Following four years in student government, one of which as a 70 hours-per-week Students' Union executive, I notice an unsettling pattern: the most accomplished students are invariably attention-deficit. These students are not ADD from a literal sense, but figuratively. They cannot focus on one task at a time; their attention jumps from place to place, from activity to activity.
Many of these Generation Y students strive to do good in the world, and their multiple talents and interests draw them to many activities at once. The students that best succeed in their academics, volunteerism and social endeavours are those that navigate this sea of extracurricular chaos. Entrepreneur and founder of ThinkImpact Saul Garlick highlights this desire for action, when he writes that "Generation Y wants to do more." These students strive to make an impact somewhere in the world; piling bricks for a non-profit no longer suffices.
Unfortunately, those that fail to exhibit a relentless lifestyle are relegated to picking the leftovers off others' dishes, since scholarship money, good employment and the best grade point averages in courses are taken by Generation Y's ambitious student cohort. Thus, there is increasing pressure to make oneself suffocatingly busy, setting aside virtually no free time for creative activities. We are caught in a cycle of one-upmanship: volunteer more, study harder, work longer hours.
In June 30 2012, The New York Times' Tim Kreider wrote that busy people are "busy because of their own ambition or drive or anxiety, because they're addicted to busyness and dread what they might have to face in its absence." Kreider's busy person creates an artificially busy life. Many Generation Y students jump from class to class and then from fundraising activity to volunteer meeting, but their efforts are largely in vain. One can tell that this volunteerism is superficial, merely an attempt to pad one's CV and inch toward acceptance to medicine or law school. Along with many of the Generation Y leaders I've met across North America, I sometimes fall prey to this mentality.
Though it is easy to cast judgment on these uber-ambitious students, we should ask ourselves whether the average university student's social and economic conditions produce this figurative attention-deficit environment. For those that pursue medicine and law, prestigious scholarships such as the Rhodes, Fulbright and Trudeau and professions with limited employment, competition is fierce. There is little choice but to make oneself unique, so that one stands out in a stack of generic CVs. And for students forced to pay back tens or hundreds of thousands in student loans, a strong CV can lead to a well-paying job upon graduation and a consistent paycheque. In these cases, busyness is an obvious silver bullet. It gives Generation Y a modicum of hope in an increasingly complex world.

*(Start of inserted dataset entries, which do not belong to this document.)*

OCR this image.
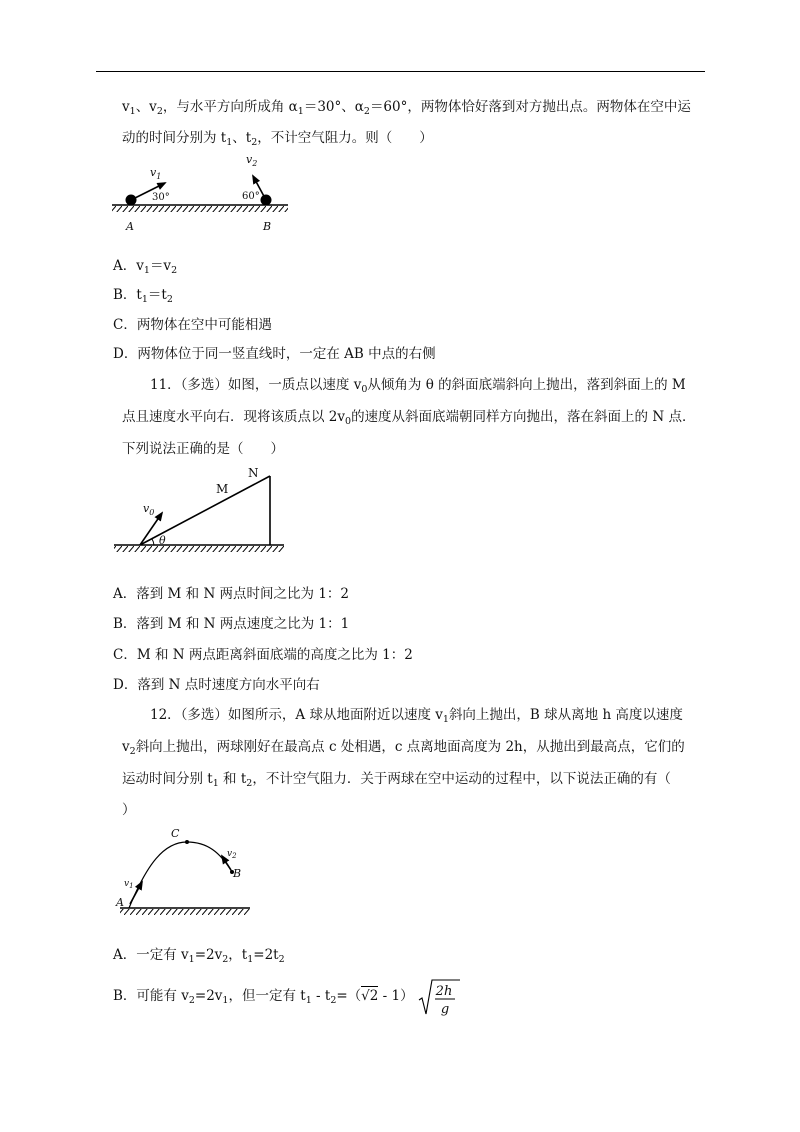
$v_1$、$v_2$，与水平方向所成角 $\alpha_1=30^\circ$、$\alpha_2=60^\circ$，两物体恰好落到对方抛出点。两物体在空中运
动的时间分别为 $t_1$、$t_2$，不计空气阻力。则（　　）
$v_1$
$v_2$
30°	60°
A	B
A．$v_1=v_2$
B．$t_1=t_2$
C．两物体在空中可能相遇
D．两物体位于同一竖直线时，一定在 AB 中点的右侧
11．（多选）如图，一质点以速度 $v_0$从倾角为 θ 的斜面底端斜向上抛出，落到斜面上的 M
点且速度水平向右．现将该质点以 $2v_0$的速度从斜面底端朝同样方向抛出，落在斜面上的 N 点．
下列说法正确的是（　　）
θ
$v_0$
M
N
A．落到 M 和 N 两点时间之比为 1：2
B．落到 M 和 N 两点速度之比为 1：1
C．M 和 N 两点距离斜面底端的高度之比为 1：2
D．落到 N 点时速度方向水平向右
12．（多选）如图所示，A 球从地面附近以速度 $v_1$斜向上抛出，B 球从离地 h 高度以速度
$v_2$斜向上抛出，两球刚好在最高点 c 处相遇，c 点离地面高度为 2h，从抛出到最高点，它们的
运动时间分别 $t_1$ 和 $t_2$，不计空气阻力．关于两球在空中运动的过程中，以下说法正确的有（
）
C
$v_2$
B
$v_1$
A
A．一定有 $v_1=2v_2$，$t_1=2t_2$
B．可能有 $v_2=2v_1$，但一定有 $t_1 - t_2=(√2 - 1)$ 2h
g
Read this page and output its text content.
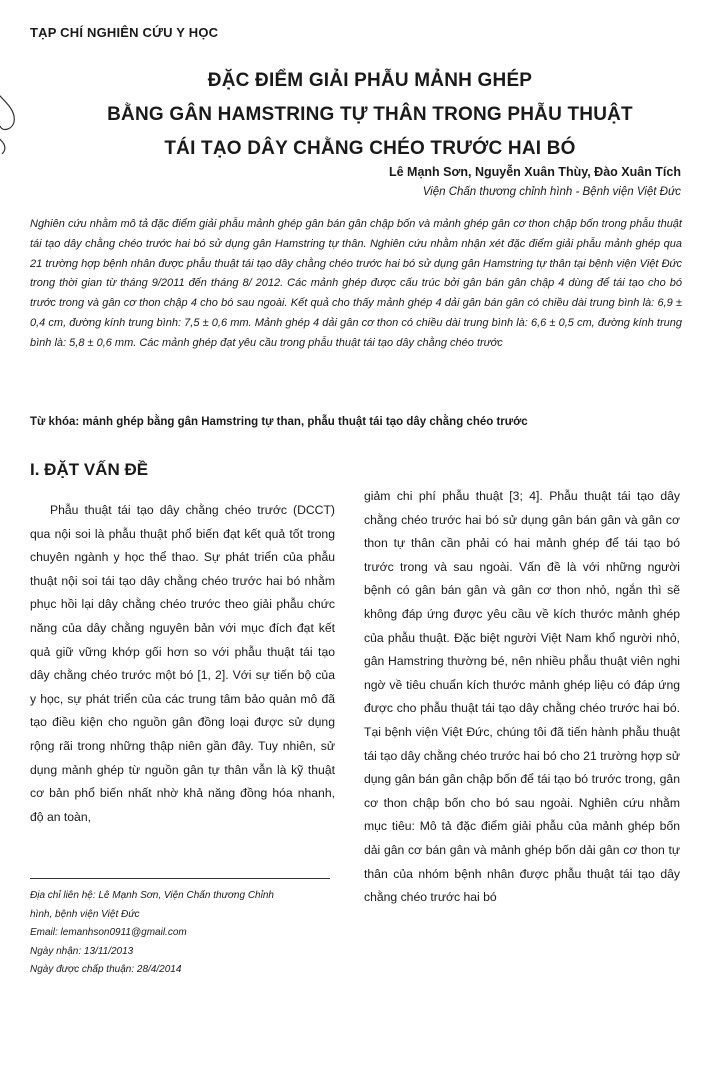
TẠP CHÍ NGHIÊN CỨU Y HỌC
ĐẶC ĐIỂM GIẢI PHẪU MẢNH GHÉP
BẰNG GÂN HAMSTRING TỰ THÂN TRONG PHẪU THUẬT
TÁI TẠO DÂY CHẰNG CHÉO TRƯỚC HAI BÓ
Lê Mạnh Sơn, Nguyễn Xuân Thùy, Đào Xuân Tích
Viện Chấn thương chỉnh hình - Bệnh viện Việt Đức

Nghiên cứu nhằm mô tả đặc điểm giải phẫu mảnh ghép gân bán gân chập bốn và mảnh ghép gân cơ thon chập bốn trong phẫu thuật tái tạo dây chằng chéo trước hai bó sử dụng gân Hamstring tự thân. Nghiên cứu nhằm nhận xét đặc điểm giải phẫu mảnh ghép qua 21 trường hợp bệnh nhân được phẫu thuật tái tạo dây chằng chéo trước hai bó sử dụng gân Hamstring tự thân tại bệnh viện Việt Đức trong thời gian từ tháng 9/2011 đến tháng 8/ 2012. Các mảnh ghép được cấu trúc bởi gân bán gân chập 4 dùng để tái tạo cho bó trước trong và gân cơ thon chập 4 cho bó sau ngoài. Kết quả cho thấy mảnh ghép 4 dải gân bán gân có chiều dài trung bình là: 6,9 ± 0,4 cm, đường kính trung bình: 7,5 ± 0,6 mm. Mảnh ghép 4 dải gân cơ thon có chiều dài trung bình là: 6,6 ± 0,5 cm, đường kính trung bình là: 5,8 ± 0,6 mm. Các mảnh ghép đạt yêu cầu trong phẫu thuật tái tạo dây chằng chéo trước

Từ khóa: mảnh ghép bằng gân Hamstring tự than, phẫu thuật tái tạo dây chằng chéo trước

I. ĐẶT VẤN ĐỀ

Phẫu thuật tái tạo dây chằng chéo trước (DCCT) qua nội soi là phẫu thuật phổ biến đạt kết quả tốt trong chuyên ngành y học thể thao. Sự phát triển của phẫu thuật nội soi tái tạo dây chằng chéo trước hai bó nhằm phục hồi lại dây chằng chéo trước theo giải phẫu chức năng của dây chằng nguyên bản với mục đích đạt kết quả giữ vững khớp gối hơn so với phẫu thuật tái tạo dây chằng chéo trước một bó [1, 2]. Với sự tiến bộ của y học, sự phát triển của các trung tâm bảo quản mô đã tạo điều kiện cho nguồn gân đồng loại được sử dụng rộng rãi trong những thập niên gần đây. Tuy nhiên, sử dụng mảnh ghép từ nguồn gân tự thân vẫn là kỹ thuật cơ bản phổ biến nhất nhờ khả năng đồng hóa nhanh, độ an toàn,

giảm chi phí phẫu thuật [3; 4]. Phẫu thuật tái tạo dây chằng chéo trước hai bó sử dụng gân bán gân và gân cơ thon tự thân cần phải có hai mảnh ghép để tái tạo bó trước trong và sau ngoài. Vấn đề là với những người bệnh có gân bán gân và gân cơ thon nhỏ, ngắn thì sẽ không đáp ứng được yêu cầu về kích thước mảnh ghép của phẫu thuật. Đặc biệt người Việt Nam khổ người nhỏ, gân Hamstring thường bé, nên nhiều phẫu thuật viên nghi ngờ về tiêu chuẩn kích thước mảnh ghép liệu có đáp ứng được cho phẫu thuật tái tạo dây chằng chéo trước hai bó. Tại bệnh viện Việt Đức, chúng tôi đã tiến hành phẫu thuật tái tạo dây chằng chéo trước hai bó cho 21 trường hợp sử dụng gân bán gân chập bốn để tái tạo bó trước trong, gân cơ thon chập bốn cho bó sau ngoài. Nghiên cứu nhằm mục tiêu: Mô tả đặc điểm giải phẫu của mảnh ghép bốn dải gân cơ bán gân và mảnh ghép bốn dải gân cơ thon tự thân của nhóm bệnh nhân được phẫu thuật tái tạo dây chằng chéo trước hai bó

Địa chỉ liên hệ: Lê Mạnh Sơn, Viện Chấn thương Chỉnh
hình, bệnh viện Việt Đức
Email: lemanhson0911@gmail.com
Ngày nhận: 13/11/2013
Ngày được chấp thuận: 28/4/2014
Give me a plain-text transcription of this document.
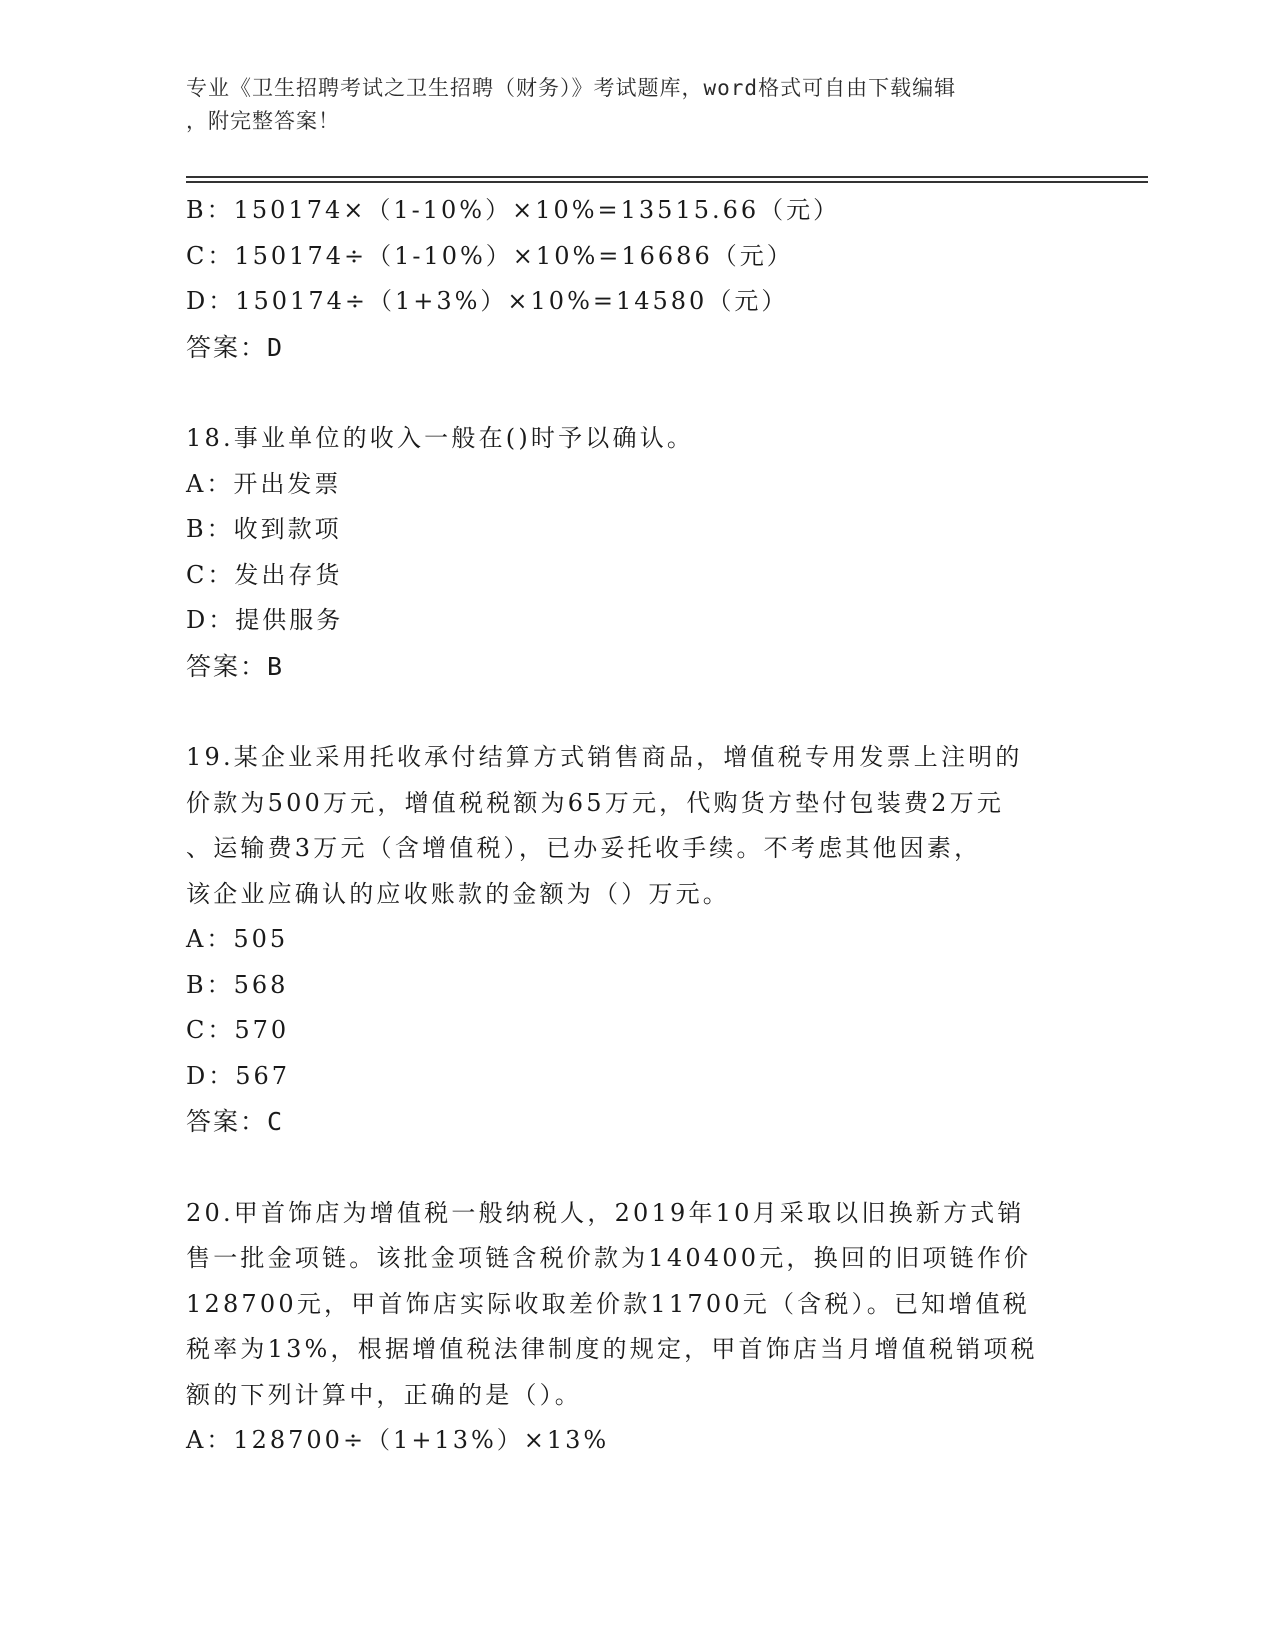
专业《卫生招聘考试之卫生招聘（财务）》考试题库，word格式可自由下载编辑
，附完整答案！
B：150174×（1-10%）×10%=13515.66（元）
C：150174÷（1-10%）×10%=16686（元）
D：150174÷（1+3%）×10%=14580（元）
答案：D
18.事业单位的收入一般在()时予以确认。
A：开出发票
B：收到款项
C：发出存货
D：提供服务
答案：B
19.某企业采用托收承付结算方式销售商品，增值税专用发票上注明的
价款为500万元，增值税税额为65万元，代购货方垫付包装费2万元
、运输费3万元（含增值税），已办妥托收手续。不考虑其他因素，
该企业应确认的应收账款的金额为（）万元。
A：505
B：568
C：570
D：567
答案：C
20.甲首饰店为增值税一般纳税人，2019年10月采取以旧换新方式销
售一批金项链。该批金项链含税价款为140400元，换回的旧项链作价
128700元，甲首饰店实际收取差价款11700元（含税）。已知增值税
税率为13%，根据增值税法律制度的规定，甲首饰店当月增值税销项税
额的下列计算中，正确的是（）。
A：128700÷（1+13%）×13%
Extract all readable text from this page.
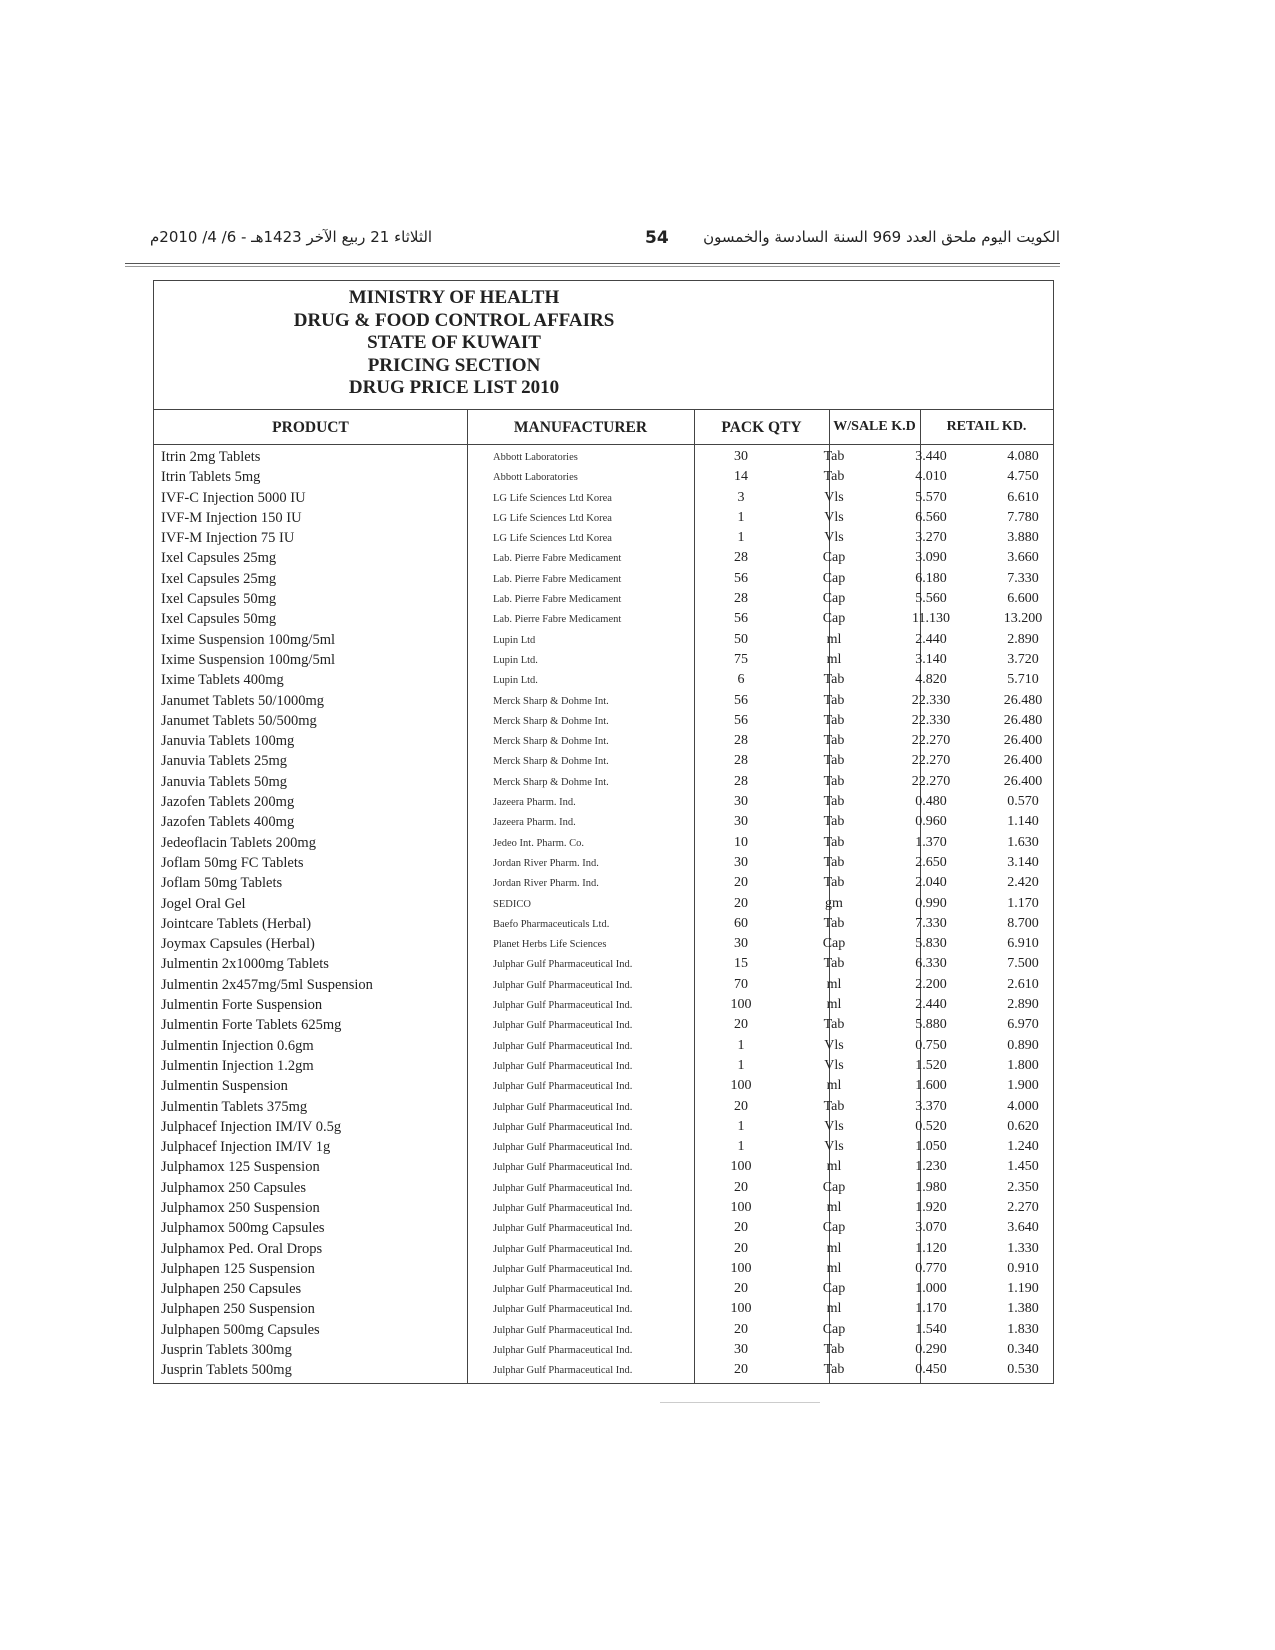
الثلاثاء 21 ربيع الآخر 1423هـ - 6/ 4/ 2010م	54 الكويت اليوم ملحق العدد 969 السنة السادسة والخمسون
MINISTRY OF HEALTH
DRUG & FOOD CONTROL AFFAIRS
STATE OF KUWAIT
PRICING SECTION
DRUG PRICE LIST 2010
PRODUCT	MANUFACTURER	PACK QTY	W/SALE K.D	RETAIL KD.
Itrin 2mg Tablets	Abbott Laboratories	30	Tab	3.440	4.080
Itrin Tablets 5mg	Abbott Laboratories	14	Tab	4.010	4.750
IVF-C Injection 5000 IU	LG Life Sciences Ltd Korea	3	Vls	5.570	6.610
IVF-M Injection 150 IU	LG Life Sciences Ltd Korea	1	Vls	6.560	7.780
IVF-M Injection 75 IU	LG Life Sciences Ltd Korea	1	Vls	3.270	3.880
Ixel Capsules 25mg	Lab. Pierre Fabre Medicament	28	Cap	3.090	3.660
Ixel Capsules 25mg	Lab. Pierre Fabre Medicament	56	Cap	6.180	7.330
Ixel Capsules 50mg	Lab. Pierre Fabre Medicament	28	Cap	5.560	6.600
Ixel Capsules 50mg	Lab. Pierre Fabre Medicament	56	Cap	11.130	13.200
Ixime Suspension 100mg/5ml	Lupin Ltd	50	ml	2.440	2.890
Ixime Suspension 100mg/5ml	Lupin Ltd.	75	ml	3.140	3.720
Ixime Tablets 400mg	Lupin Ltd.	6	Tab	4.820	5.710
Janumet Tablets 50/1000mg	Merck Sharp & Dohme Int.	56	Tab	22.330	26.480
Janumet Tablets 50/500mg	Merck Sharp & Dohme Int.	56	Tab	22.330	26.480
Januvia Tablets 100mg	Merck Sharp & Dohme Int.	28	Tab	22.270	26.400
Januvia Tablets 25mg	Merck Sharp & Dohme Int.	28	Tab	22.270	26.400
Januvia Tablets 50mg	Merck Sharp & Dohme Int.	28	Tab	22.270	26.400
Jazofen Tablets 200mg	Jazeera Pharm. Ind.	30	Tab	0.480	0.570
Jazofen Tablets 400mg	Jazeera Pharm. Ind.	30	Tab	0.960	1.140
Jedeoflacin Tablets 200mg	Jedeo Int. Pharm. Co.	10	Tab	1.370	1.630
Joflam 50mg FC Tablets	Jordan River Pharm. Ind.	30	Tab	2.650	3.140
Joflam 50mg Tablets	Jordan River Pharm. Ind.	20	Tab	2.040	2.420
Jogel Oral Gel	SEDICO	20	gm	0.990	1.170
Jointcare Tablets (Herbal)	Baefo Pharmaceuticals Ltd.	60	Tab	7.330	8.700
Joymax Capsules (Herbal)	Planet Herbs Life Sciences	30	Cap	5.830	6.910
Julmentin 2x1000mg Tablets	Julphar Gulf Pharmaceutical Ind.	15	Tab	6.330	7.500
Julmentin 2x457mg/5ml Suspension	Julphar Gulf Pharmaceutical Ind.	70	ml	2.200	2.610
Julmentin Forte Suspension	Julphar Gulf Pharmaceutical Ind.	100	ml	2.440	2.890
Julmentin Forte Tablets 625mg	Julphar Gulf Pharmaceutical Ind.	20	Tab	5.880	6.970
Julmentin Injection 0.6gm	Julphar Gulf Pharmaceutical Ind.	1	Vls	0.750	0.890
Julmentin Injection 1.2gm	Julphar Gulf Pharmaceutical Ind.	1	Vls	1.520	1.800
Julmentin Suspension	Julphar Gulf Pharmaceutical Ind.	100	ml	1.600	1.900
Julmentin Tablets 375mg	Julphar Gulf Pharmaceutical Ind.	20	Tab	3.370	4.000
Julphacef Injection IM/IV 0.5g	Julphar Gulf Pharmaceutical Ind.	1	Vls	0.520	0.620
Julphacef Injection IM/IV 1g	Julphar Gulf Pharmaceutical Ind.	1	Vls	1.050	1.240
Julphamox 125 Suspension	Julphar Gulf Pharmaceutical Ind.	100	ml	1.230	1.450
Julphamox 250 Capsules	Julphar Gulf Pharmaceutical Ind.	20	Cap	1.980	2.350
Julphamox 250 Suspension	Julphar Gulf Pharmaceutical Ind.	100	ml	1.920	2.270
Julphamox 500mg Capsules	Julphar Gulf Pharmaceutical Ind.	20	Cap	3.070	3.640
Julphamox Ped. Oral Drops	Julphar Gulf Pharmaceutical Ind.	20	ml	1.120	1.330
Julphapen 125 Suspension	Julphar Gulf Pharmaceutical Ind.	100	ml	0.770	0.910
Julphapen 250 Capsules	Julphar Gulf Pharmaceutical Ind.	20	Cap	1.000	1.190
Julphapen 250 Suspension	Julphar Gulf Pharmaceutical Ind.	100	ml	1.170	1.380
Julphapen 500mg Capsules	Julphar Gulf Pharmaceutical Ind.	20	Cap	1.540	1.830
Jusprin Tablets 300mg	Julphar Gulf Pharmaceutical Ind.	30	Tab	0.290	0.340
Jusprin Tablets 500mg	Julphar Gulf Pharmaceutical Ind.	20	Tab	0.450	0.530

The Generation Y student's busyness in an uncertain and unpredictable world is dangerous. What happens is that the ambitious student thinks, yet doesn't really think. In his well-known treatise The Nicomachaean Ethics, Aristotle argues that contemplation is a requirement of the "good life." In our own world, contemplation is largely absent. Sure, students learn on the fly, and many emerge with vastly-improved skillsets and character traits compared to when they first stepped on campus. But do they step back and think? Rarely is this the case.
What is lacking for Generation Y is pause. Very few students fully digest a pressing public policy issue. In her advice from Gen X to Gen Y, Robbin Tourangeau of the Council of Ontario Universities writes that "I worry sometimes that we are so busy dashing to the finish line that we forget to ask ourselves what else might be out there." This is the modern Generation Y student's main challenge.
Let's face it: the world will not become any less chaotic. Generation Y students must therefore become adaptable people, navigating the chaos around them. But they must also pause and think.
Emerson Csorba is a fourth-year student in Sciences Politiques at the University of Alberta. He was his Students' Union's Vice-President Academic in 2011-2012, and now runs a popular Edmonton culture and politics magazine, The Wanderer Online.